‘Ingredients’ for Ramsgate cafe owner’s wedding include Druid, smuggled Mead and cauldron!

Congrats: Kevin and Kandy tie the knot - literally

Dedicated Ramsgate seafront café boss Kandy Jones is hard at work serving up customers’ brews – despite getting married in a Solstice wedding officiated by a Druid just a week ago.

The Topps café boss and partner Kevin Saunders headed off to Stonehenge last week for the Thursday morning ceremony carried out by a Druid and witnessed by Dreamland founder descendent and travelling showman David Sanger and his wife Amanda.

Kandy, 42, and Kevin, 43, wed in a Druid hand-fasting ceremony as the sun rose on the Summer Solstice.

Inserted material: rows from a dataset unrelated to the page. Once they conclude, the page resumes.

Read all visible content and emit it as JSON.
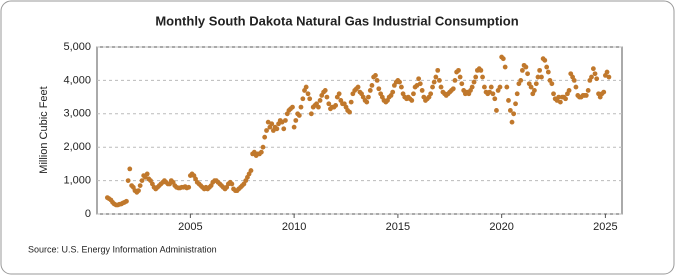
{
  "chart_data": {
    "type": "scatter",
    "title": "Monthly South Dakota Natural Gas Industrial Consumption",
    "ylabel": "Million Cubic Feet",
    "source": "Source: U.S. Energy Information Administration",
    "color": "#c0782c",
    "grid": true,
    "xlim": [
      2000.5,
      2025.8
    ],
    "ylim": [
      0,
      5000
    ],
    "xticks": [
      2005,
      2010,
      2015,
      2020,
      2025
    ],
    "yticks": [
      0,
      {
        "value": 1000,
        "label": "1,000"
      },
      {
        "value": 2000,
        "label": "2,000"
      },
      {
        "value": 3000,
        "label": "3,000"
      },
      {
        "value": 4000,
        "label": "4,000"
      },
      {
        "value": 5000,
        "label": "5,000"
      }
    ],
    "x": [
      2001,
      2001.08,
      2001.17,
      2001.25,
      2001.33,
      2001.42,
      2001.5,
      2001.58,
      2001.67,
      2001.75,
      2001.83,
      2001.92,
      2002,
      2002.08,
      2002.17,
      2002.25,
      2002.33,
      2002.42,
      2002.5,
      2002.58,
      2002.67,
      2002.75,
      2002.83,
      2002.92,
      2003,
      2003.08,
      2003.17,
      2003.25,
      2003.33,
      2003.42,
      2003.5,
      2003.58,
      2003.67,
      2003.75,
      2003.83,
      2003.92,
      2004,
      2004.08,
      2004.17,
      2004.25,
      2004.33,
      2004.42,
      2004.5,
      2004.58,
      2004.67,
      2004.75,
      2004.83,
      2004.92,
      2005,
      2005.08,
      2005.17,
      2005.25,
      2005.33,
      2005.42,
      2005.5,
      2005.58,
      2005.67,
      2005.75,
      2005.83,
      2005.92,
      2006,
      2006.08,
      2006.17,
      2006.25,
      2006.33,
      2006.42,
      2006.5,
      2006.58,
      2006.67,
      2006.75,
      2006.83,
      2006.92,
      2007,
      2007.08,
      2007.17,
      2007.25,
      2007.33,
      2007.42,
      2007.5,
      2007.58,
      2007.67,
      2007.75,
      2007.83,
      2007.92,
      2008,
      2008.08,
      2008.17,
      2008.25,
      2008.33,
      2008.42,
      2008.5,
      2008.58,
      2008.67,
      2008.75,
      2008.83,
      2008.92,
      2009,
      2009.08,
      2009.17,
      2009.25,
      2009.33,
      2009.42,
      2009.5,
      2009.58,
      2009.67,
      2009.75,
      2009.83,
      2009.92,
      2010,
      2010.08,
      2010.17,
      2010.25,
      2010.33,
      2010.42,
      2010.5,
      2010.58,
      2010.67,
      2010.75,
      2010.83,
      2010.92,
      2011,
      2011.08,
      2011.17,
      2011.25,
      2011.33,
      2011.42,
      2011.5,
      2011.58,
      2011.67,
      2011.75,
      2011.83,
      2011.92,
      2012,
      2012.08,
      2012.17,
      2012.25,
      2012.33,
      2012.42,
      2012.5,
      2012.58,
      2012.67,
      2012.75,
      2012.83,
      2012.92,
      2013,
      2013.08,
      2013.17,
      2013.25,
      2013.33,
      2013.42,
      2013.5,
      2013.58,
      2013.67,
      2013.75,
      2013.83,
      2013.92,
      2014,
      2014.08,
      2014.17,
      2014.25,
      2014.33,
      2014.42,
      2014.5,
      2014.58,
      2014.67,
      2014.75,
      2014.83,
      2014.92,
      2015,
      2015.08,
      2015.17,
      2015.25,
      2015.33,
      2015.42,
      2015.5,
      2015.58,
      2015.67,
      2015.75,
      2015.83,
      2015.92,
      2016,
      2016.08,
      2016.17,
      2016.25,
      2016.33,
      2016.42,
      2016.5,
      2016.58,
      2016.67,
      2016.75,
      2016.83,
      2016.92,
      2017,
      2017.08,
      2017.17,
      2017.25,
      2017.33,
      2017.42,
      2017.5,
      2017.58,
      2017.67,
      2017.75,
      2017.83,
      2017.92,
      2018,
      2018.08,
      2018.17,
      2018.25,
      2018.33,
      2018.42,
      2018.5,
      2018.58,
      2018.67,
      2018.75,
      2018.83,
      2018.92,
      2019,
      2019.08,
      2019.17,
      2019.25,
      2019.33,
      2019.42,
      2019.5,
      2019.58,
      2019.67,
      2019.75,
      2019.83,
      2019.92,
      2020,
      2020.08,
      2020.17,
      2020.25,
      2020.33,
      2020.42,
      2020.5,
      2020.58,
      2020.67,
      2020.75,
      2020.83,
      2020.92,
      2021,
      2021.08,
      2021.17,
      2021.25,
      2021.33,
      2021.42,
      2021.5,
      2021.58,
      2021.67,
      2021.75,
      2021.83,
      2021.92,
      2022,
      2022.08,
      2022.17,
      2022.25,
      2022.33,
      2022.42,
      2022.5,
      2022.58,
      2022.67,
      2022.75,
      2022.83,
      2022.92,
      2023,
      2023.08,
      2023.17,
      2023.25,
      2023.33,
      2023.42,
      2023.5,
      2023.58,
      2023.67,
      2023.75,
      2023.83,
      2023.92,
      2024,
      2024.08,
      2024.17,
      2024.25,
      2024.33,
      2024.42,
      2024.5,
      2024.58,
      2024.67,
      2024.75,
      2024.83,
      2024.92,
      2025,
      2025.08,
      2025.17
    ],
    "values": [
      490,
      460,
      420,
      350,
      300,
      270,
      270,
      290,
      300,
      330,
      350,
      380,
      1000,
      1350,
      850,
      800,
      700,
      650,
      700,
      850,
      1000,
      1150,
      1100,
      1200,
      1050,
      1000,
      900,
      800,
      750,
      800,
      850,
      900,
      950,
      1000,
      950,
      900,
      900,
      1000,
      950,
      850,
      800,
      780,
      780,
      800,
      800,
      820,
      780,
      800,
      1150,
      1200,
      1150,
      1050,
      950,
      900,
      850,
      800,
      750,
      800,
      750,
      800,
      850,
      950,
      1000,
      1000,
      950,
      900,
      850,
      800,
      750,
      800,
      900,
      950,
      900,
      750,
      700,
      700,
      750,
      800,
      850,
      900,
      1000,
      1100,
      1200,
      1300,
      1800,
      1850,
      1750,
      1800,
      1800,
      1850,
      2000,
      2300,
      2500,
      2750,
      2600,
      2700,
      2500,
      2600,
      2550,
      2700,
      2800,
      2750,
      2550,
      2800,
      3000,
      3100,
      3150,
      3200,
      2600,
      2800,
      3000,
      2950,
      3200,
      3450,
      3700,
      3800,
      3600,
      3450,
      3000,
      3200,
      3250,
      3300,
      3200,
      3400,
      3550,
      3650,
      3700,
      3500,
      3300,
      3150,
      3200,
      3200,
      3250,
      3500,
      3600,
      3400,
      3300,
      3300,
      3200,
      3100,
      3050,
      3350,
      3600,
      3700,
      3750,
      3800,
      3650,
      3600,
      3500,
      3400,
      3350,
      3500,
      3700,
      3850,
      4100,
      4150,
      4000,
      3750,
      3600,
      3500,
      3400,
      3350,
      3400,
      3500,
      3550,
      3650,
      3850,
      3950,
      4000,
      3950,
      3800,
      3600,
      3500,
      3450,
      3500,
      3450,
      3400,
      3600,
      3800,
      3850,
      4050,
      3900,
      3700,
      3500,
      3400,
      3450,
      3500,
      3600,
      3800,
      3950,
      4100,
      4300,
      4000,
      3800,
      3650,
      3600,
      3550,
      3600,
      3650,
      3700,
      3750,
      4000,
      4250,
      4300,
      4100,
      3900,
      3700,
      3600,
      3650,
      3600,
      3700,
      3800,
      3950,
      4100,
      4300,
      4350,
      4300,
      4100,
      3800,
      3650,
      3600,
      3650,
      3800,
      3600,
      3450,
      3100,
      3700,
      3800,
      4700,
      4650,
      4400,
      3800,
      3400,
      3100,
      2750,
      3000,
      3300,
      3600,
      3900,
      4000,
      4300,
      4450,
      4400,
      4200,
      3900,
      3800,
      3600,
      3700,
      3900,
      4100,
      4300,
      4100,
      4650,
      4600,
      4400,
      4250,
      4000,
      3900,
      3600,
      3450,
      3400,
      3500,
      3350,
      3500,
      3500,
      3450,
      3600,
      3700,
      4200,
      4100,
      4000,
      3800,
      3550,
      3500,
      3500,
      3550,
      3550,
      3550,
      3700,
      4000,
      4100,
      4350,
      4200,
      4050,
      3600,
      3500,
      3600,
      3650,
      4150,
      4250,
      4100
    ]
  }
}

Vital ingredients included ‘smuggled’ Mead, the chord and a broomstick which was later swapped for a cauldron of flowers!

Kandy said: “The chord used to perform the handfasting can be whatever you chose, but for a full handfasting (marriage, not just commitment) the colours used would be red-fire, blue-water, white-air and green-earth.

“With each chord there are oaths, like may the earth ground you and keep you strong in unity. There are also chords of gold-sun, silver-moon. These colours are all tied together in a figure of eight over and around our hands. This is where the saying, ‘tying the knot’ came from.

“I bought my dress from facebook locally. The chord and head dress, I got from the Haberdashery Ramsgate, where they were eager to learn all about the different colours needed. You need bottles of Mead – nature’s historic tipple – as you need to offer the Druid performing the handfasting a bottle to himself. So off to Richborough Fort I went, as this is the only place I have ever seen Mead being sold.

“My daughter Jamie (pictured with partner above) dug out a broomstick from her Halloween stash so we could ‘jump the broomstick’ together to finalise the wedding.  Crusty’s Ramsgate did the cake.

“We had to stand within a circle soIi twisted and tied two voile curtains together as our hula hoop would have been too small.

“I asked my daughter and her boyfriend to come witness this with us all. it would not be the same without her.”

Kevin was only let into the plan on the night before the pair travelled up to Stonehenge – luckily he was happy to get married!

Once at Stonehenge the pair were introduced to Rollo the Druid by David Sanger and found out that ‘jumping the broomstick’ had been changed to ‘jumping the cauldron of flowers’, as the broomstick had been seen as too dark.

New rules by English heritage also banned alcohol from the area, so the ceremony Mead had to be taken in under cover.

The ceremony began at 4.15am at the ‘Heel Stone’ with the handfasting.

Kandy said: “Rollo had organised a bard to read aloud his poem for the special moment, which was beautiful, it was of how the world should all become one family and forget the wars and move forward to greater happiness for all. Then it was time for our handfasting.

“Rollo took our rings from Kevin and held them tight in his hands and blessed them to remove the past and start afresh. He then asked us to put our rings on each other, then he took our hands placed them together and began the handfasting.

“Each chord was blessed and each had an oath to agree to, which we both did. Then he tied us together and we were then told it was time to jump the cauldron of flowers. We jumped together into our new world. A huge round of applause came from the thousands of people surrounding us to celebrate our binding.

“Rollo had organised a musician for us who had a long blue beard. He played ‘stand by me’ on his guitar. Whilst he was playing for us, we filled our goblet with the smuggled mead, Kevin and I took a sip and passed over to Rollo, who was pleased that we took all traditions seriously. The goblet was then passed around the Druid circle, refilled and passed around the Druid drummers, refilled again and was then passed around three layers of the crowd.

“Tradition states that the more people who celebrate your handfasting, by sipping mead from your goblet the more luck you will have.

“We were married at 4.31am and sunrise was at 4.37am.

“Many people do not realise that this is the way British people traditionally married. My Husband and I are proud to have been blessed under the Druid and Pagan ways, and it is just as real as any religion or government wedding.”